Иначе обстояло дело, когда «История» впервые была опубликована. Уже первая рецензия, появившаяся в феврале 1810 г., усмотрела в ней сатиру на современные порядки. Один из бостонских журналов писал в связи с выходом «Истории», что это «добродушная сатира на безумия и ошибки наших дней и проблемы, ими порожденные».[538] Очевидно читатели тех дней гораздо острее ощущали социально-обличительную направленность этого произведения молодого Ирвинга.
У русского читателя «Истории Нью-Йорка» возникают определенные литературные аналогии. На сходство художественных приемов, использованных Пушкиным в «Истории села Горюхина» и Ирвингом в «Истории Нью-Йорка» указывал в свое время академик М. П. Алексеев: «И Пушкин и Ирвинг пародируют традиционную стилистическую структуру научного исследования, шаблонные приемы высокого исторического стиля… Сходство приемов Ирвинга и Пушкина приводят к аналогичному комическому эффекту, на который ближайшим образом рассчитывают и один, и другой. Обнажение приемов происходит здесь при помощи маскировки в фикцию воображаемого летописца; частые исторические аналогии, отступления, рассуждения, цитаты становятся смешными именно потому, что самая маскировка слишком ощутима и автор непрерывно устремляет своего читателя по пути, совершенно противоположному тому, куда его должен был направить рассказчик. В результате противоречия идеи и формы происходят как бы непрерывные «срывы» одного плана и замены его другим».[539]
Однако если об аналогиях между «Историей села Горюхина» и «Историей Нью-Йорка» можно говорить скорее в плане стилистическом, то сатирическое содержание книги Ирвинга, гротескные образы голландских губернаторов, в которых угадываются черты современников писателя, напоминают щедринских градоначальников в «Истории одного города», хотя и не достигают силы и глубины щедринской сатиры.

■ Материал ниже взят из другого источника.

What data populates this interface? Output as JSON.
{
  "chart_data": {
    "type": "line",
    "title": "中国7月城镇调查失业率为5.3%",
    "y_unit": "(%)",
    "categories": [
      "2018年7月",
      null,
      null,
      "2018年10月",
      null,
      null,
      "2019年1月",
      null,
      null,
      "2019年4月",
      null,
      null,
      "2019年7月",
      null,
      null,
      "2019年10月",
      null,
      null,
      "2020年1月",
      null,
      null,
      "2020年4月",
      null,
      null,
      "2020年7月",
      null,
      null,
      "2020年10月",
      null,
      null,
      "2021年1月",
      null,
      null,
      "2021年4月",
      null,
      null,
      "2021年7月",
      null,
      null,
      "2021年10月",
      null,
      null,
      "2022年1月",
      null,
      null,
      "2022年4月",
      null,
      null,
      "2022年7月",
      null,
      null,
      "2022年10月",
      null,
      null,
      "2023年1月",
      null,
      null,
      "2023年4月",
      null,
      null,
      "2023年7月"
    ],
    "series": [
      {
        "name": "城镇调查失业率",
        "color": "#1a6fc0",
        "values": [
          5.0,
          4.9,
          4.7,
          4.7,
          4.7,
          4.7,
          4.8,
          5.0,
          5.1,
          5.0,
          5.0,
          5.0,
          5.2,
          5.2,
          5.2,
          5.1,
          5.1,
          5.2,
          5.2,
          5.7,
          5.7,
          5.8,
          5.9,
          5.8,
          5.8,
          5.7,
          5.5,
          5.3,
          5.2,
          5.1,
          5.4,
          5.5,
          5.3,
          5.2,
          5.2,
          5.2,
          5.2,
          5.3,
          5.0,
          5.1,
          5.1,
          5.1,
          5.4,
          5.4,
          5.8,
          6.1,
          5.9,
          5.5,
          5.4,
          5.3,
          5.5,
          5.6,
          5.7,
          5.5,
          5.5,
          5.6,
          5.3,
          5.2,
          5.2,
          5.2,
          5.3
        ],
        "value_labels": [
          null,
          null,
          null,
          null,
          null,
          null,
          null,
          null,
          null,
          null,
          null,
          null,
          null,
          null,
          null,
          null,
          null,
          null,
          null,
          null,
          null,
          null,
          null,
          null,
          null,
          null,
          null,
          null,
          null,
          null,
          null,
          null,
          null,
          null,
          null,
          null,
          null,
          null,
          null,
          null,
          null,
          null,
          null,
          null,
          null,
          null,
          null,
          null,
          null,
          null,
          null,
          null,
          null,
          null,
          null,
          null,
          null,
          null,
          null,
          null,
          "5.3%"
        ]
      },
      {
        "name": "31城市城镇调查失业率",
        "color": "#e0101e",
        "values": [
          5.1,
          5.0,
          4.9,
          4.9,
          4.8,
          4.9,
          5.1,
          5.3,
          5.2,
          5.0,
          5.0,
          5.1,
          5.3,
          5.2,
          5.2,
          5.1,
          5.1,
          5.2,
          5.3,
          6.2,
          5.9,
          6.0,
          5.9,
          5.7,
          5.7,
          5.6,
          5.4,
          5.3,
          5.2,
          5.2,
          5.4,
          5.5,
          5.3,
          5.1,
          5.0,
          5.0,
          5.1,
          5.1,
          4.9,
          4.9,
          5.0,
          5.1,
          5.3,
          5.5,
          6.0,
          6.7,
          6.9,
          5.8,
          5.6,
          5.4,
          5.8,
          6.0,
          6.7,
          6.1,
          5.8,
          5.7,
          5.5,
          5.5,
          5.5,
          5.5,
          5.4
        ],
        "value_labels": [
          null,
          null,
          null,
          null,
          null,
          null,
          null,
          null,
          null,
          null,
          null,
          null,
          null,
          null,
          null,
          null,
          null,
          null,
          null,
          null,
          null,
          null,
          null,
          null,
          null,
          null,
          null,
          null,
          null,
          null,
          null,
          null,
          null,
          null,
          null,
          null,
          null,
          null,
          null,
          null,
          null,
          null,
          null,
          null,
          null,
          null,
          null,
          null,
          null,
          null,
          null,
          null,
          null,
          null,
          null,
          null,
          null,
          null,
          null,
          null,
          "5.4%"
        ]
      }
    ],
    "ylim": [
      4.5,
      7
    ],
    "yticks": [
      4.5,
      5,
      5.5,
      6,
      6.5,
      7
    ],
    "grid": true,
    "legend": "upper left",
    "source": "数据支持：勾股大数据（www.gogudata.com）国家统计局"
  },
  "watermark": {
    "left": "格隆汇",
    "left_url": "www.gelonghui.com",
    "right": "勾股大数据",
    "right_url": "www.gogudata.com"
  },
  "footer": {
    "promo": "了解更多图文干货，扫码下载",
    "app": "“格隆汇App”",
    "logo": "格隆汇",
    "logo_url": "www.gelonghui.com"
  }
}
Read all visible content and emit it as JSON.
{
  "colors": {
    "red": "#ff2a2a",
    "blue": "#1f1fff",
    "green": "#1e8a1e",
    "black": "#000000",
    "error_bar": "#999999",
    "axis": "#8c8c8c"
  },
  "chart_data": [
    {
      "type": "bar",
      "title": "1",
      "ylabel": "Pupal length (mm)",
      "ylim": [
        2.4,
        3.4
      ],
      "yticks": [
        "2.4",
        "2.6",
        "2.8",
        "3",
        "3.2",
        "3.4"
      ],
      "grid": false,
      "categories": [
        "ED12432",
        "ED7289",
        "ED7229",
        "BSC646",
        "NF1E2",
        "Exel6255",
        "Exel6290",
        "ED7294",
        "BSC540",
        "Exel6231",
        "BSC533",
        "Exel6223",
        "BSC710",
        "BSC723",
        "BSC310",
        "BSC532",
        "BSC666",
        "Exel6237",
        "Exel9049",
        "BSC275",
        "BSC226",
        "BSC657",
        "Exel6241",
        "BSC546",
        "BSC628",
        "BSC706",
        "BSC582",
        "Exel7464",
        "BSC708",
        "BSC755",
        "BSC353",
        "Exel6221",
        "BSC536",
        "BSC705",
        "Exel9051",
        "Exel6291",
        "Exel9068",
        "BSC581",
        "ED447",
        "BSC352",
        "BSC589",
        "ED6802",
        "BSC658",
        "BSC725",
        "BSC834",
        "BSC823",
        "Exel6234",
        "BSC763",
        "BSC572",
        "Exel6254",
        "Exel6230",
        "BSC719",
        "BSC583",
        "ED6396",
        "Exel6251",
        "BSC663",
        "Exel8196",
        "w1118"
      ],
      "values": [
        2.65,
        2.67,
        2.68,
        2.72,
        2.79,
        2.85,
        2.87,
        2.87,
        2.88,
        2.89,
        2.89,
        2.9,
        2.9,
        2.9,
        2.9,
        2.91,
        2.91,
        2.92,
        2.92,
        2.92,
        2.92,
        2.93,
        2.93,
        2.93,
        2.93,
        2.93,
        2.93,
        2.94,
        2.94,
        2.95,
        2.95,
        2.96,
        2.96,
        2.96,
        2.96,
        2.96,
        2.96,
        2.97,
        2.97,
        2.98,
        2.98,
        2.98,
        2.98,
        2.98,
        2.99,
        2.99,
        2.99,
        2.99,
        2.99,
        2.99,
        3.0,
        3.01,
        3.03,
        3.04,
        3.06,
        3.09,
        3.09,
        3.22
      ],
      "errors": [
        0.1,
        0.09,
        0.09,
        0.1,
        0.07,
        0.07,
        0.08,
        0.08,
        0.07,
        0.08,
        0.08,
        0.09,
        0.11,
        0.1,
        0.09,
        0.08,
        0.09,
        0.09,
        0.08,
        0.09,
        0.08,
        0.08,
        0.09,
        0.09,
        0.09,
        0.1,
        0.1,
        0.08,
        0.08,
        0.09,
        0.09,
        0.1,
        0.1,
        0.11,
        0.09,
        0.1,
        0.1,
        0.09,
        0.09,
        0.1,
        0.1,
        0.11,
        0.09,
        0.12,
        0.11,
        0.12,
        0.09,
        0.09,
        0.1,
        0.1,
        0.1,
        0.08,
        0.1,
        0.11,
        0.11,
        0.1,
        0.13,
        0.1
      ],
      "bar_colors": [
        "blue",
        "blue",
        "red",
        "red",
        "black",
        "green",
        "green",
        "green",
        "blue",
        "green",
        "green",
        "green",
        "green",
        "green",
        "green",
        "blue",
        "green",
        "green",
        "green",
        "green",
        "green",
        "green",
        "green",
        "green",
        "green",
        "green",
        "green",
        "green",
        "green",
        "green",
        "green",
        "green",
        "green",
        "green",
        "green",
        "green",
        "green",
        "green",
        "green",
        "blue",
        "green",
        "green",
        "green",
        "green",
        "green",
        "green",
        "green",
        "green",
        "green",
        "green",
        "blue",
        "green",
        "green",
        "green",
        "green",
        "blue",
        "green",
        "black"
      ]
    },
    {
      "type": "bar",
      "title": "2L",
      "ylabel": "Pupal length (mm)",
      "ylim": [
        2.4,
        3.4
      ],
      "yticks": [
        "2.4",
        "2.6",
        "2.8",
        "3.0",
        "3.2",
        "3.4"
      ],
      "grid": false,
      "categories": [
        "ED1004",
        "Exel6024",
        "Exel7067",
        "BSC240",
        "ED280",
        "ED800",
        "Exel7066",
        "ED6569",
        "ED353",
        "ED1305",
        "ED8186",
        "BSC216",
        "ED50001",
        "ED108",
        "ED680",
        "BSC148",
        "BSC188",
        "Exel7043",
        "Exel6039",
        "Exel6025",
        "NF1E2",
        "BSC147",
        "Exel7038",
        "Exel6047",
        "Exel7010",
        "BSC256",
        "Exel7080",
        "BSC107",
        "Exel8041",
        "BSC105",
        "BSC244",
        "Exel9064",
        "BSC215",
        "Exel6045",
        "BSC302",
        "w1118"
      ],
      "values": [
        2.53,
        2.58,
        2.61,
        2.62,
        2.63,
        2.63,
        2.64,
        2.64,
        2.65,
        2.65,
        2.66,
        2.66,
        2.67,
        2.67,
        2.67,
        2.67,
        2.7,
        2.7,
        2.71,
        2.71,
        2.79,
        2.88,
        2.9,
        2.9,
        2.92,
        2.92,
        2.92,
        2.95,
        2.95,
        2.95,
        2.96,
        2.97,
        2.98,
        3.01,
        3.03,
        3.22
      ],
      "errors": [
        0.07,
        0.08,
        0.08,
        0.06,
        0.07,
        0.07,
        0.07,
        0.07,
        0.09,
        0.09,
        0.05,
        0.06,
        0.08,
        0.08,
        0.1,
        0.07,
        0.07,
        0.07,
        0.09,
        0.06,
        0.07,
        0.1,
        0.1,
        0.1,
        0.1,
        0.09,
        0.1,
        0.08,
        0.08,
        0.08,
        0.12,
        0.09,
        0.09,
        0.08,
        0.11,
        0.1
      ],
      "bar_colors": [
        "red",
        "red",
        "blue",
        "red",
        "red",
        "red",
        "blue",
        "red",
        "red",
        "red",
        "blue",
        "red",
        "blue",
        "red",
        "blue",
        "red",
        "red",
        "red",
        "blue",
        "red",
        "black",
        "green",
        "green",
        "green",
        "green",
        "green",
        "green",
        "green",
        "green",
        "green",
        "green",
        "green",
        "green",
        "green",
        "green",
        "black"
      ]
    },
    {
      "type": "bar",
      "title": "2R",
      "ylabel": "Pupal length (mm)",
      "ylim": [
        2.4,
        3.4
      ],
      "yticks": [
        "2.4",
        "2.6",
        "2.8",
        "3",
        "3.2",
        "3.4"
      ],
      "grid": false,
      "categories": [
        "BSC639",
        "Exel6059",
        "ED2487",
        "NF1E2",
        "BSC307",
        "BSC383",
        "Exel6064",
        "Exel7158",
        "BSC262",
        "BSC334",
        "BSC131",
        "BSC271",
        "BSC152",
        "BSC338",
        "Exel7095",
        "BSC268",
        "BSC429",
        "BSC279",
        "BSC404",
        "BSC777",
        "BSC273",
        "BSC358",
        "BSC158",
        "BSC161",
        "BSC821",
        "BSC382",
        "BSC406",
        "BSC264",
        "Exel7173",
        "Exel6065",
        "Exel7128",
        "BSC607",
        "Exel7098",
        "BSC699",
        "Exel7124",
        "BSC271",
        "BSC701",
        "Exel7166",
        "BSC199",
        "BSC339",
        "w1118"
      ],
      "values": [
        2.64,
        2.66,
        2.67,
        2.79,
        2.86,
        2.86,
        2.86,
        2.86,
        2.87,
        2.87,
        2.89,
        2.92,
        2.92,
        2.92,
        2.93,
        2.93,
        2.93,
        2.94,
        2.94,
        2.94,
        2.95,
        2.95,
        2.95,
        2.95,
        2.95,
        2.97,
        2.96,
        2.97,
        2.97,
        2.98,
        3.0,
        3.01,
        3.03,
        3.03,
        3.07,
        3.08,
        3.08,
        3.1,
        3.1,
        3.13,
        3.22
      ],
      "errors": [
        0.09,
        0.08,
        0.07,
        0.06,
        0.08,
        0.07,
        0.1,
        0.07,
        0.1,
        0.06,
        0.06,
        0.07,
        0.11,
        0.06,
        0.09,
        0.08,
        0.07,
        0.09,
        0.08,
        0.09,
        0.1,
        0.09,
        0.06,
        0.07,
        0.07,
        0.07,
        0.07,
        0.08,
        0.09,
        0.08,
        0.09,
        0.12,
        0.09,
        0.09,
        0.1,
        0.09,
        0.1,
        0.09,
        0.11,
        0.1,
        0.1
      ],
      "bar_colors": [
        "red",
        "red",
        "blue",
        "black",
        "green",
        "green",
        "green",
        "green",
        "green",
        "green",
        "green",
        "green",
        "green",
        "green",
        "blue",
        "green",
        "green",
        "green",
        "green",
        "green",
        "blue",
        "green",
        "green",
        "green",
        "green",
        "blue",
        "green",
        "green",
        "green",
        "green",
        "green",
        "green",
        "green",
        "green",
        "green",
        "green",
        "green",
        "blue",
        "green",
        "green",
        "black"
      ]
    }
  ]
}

Другие интересные параллели между творчеством Ирвинга и Пушкина находим мы в статье А. А. Ахматовой «Последняя сказка Пушкина». Широкая популярность Ирвинга в России 20-30-х годов XIX в. (многочисленные переводы его произведений находятся во всех наиболее известных журналах того времени: «Московском телеграфе», «Вестнике Европы», «Атенее», «Сыне отечества», «Телескопе» и «Литературной газете») дает основание А. А. Ахматовой ставить вопрос о непосредственном влиянии Ирвинга на Пушкина. На основе сравнительно-филологического анализа «Легенды об арабском звездочете» Ирвинга и «Сказки о Золотом Петушке» Пушкина она доказывает, что сказка Ирвинга послужила литературным источником для фантастического гротеска Пушкина, «Пушкин как бы сплющил фабулу, заимствованную у Ирвинга, – некоторые звенья выпали и отсюда – фабульные невязки, та «неясность» сюжета, которая отмечена исследователями. Так, например, у Пушкина не перенесены «биографии» звездочета и принцессы. В отличие от других простонародных сказок Пушкина, в «Сказке о Золотом Петушке» отсутствует традиционный сказочный герой, отсутствуют чудеса и превращения.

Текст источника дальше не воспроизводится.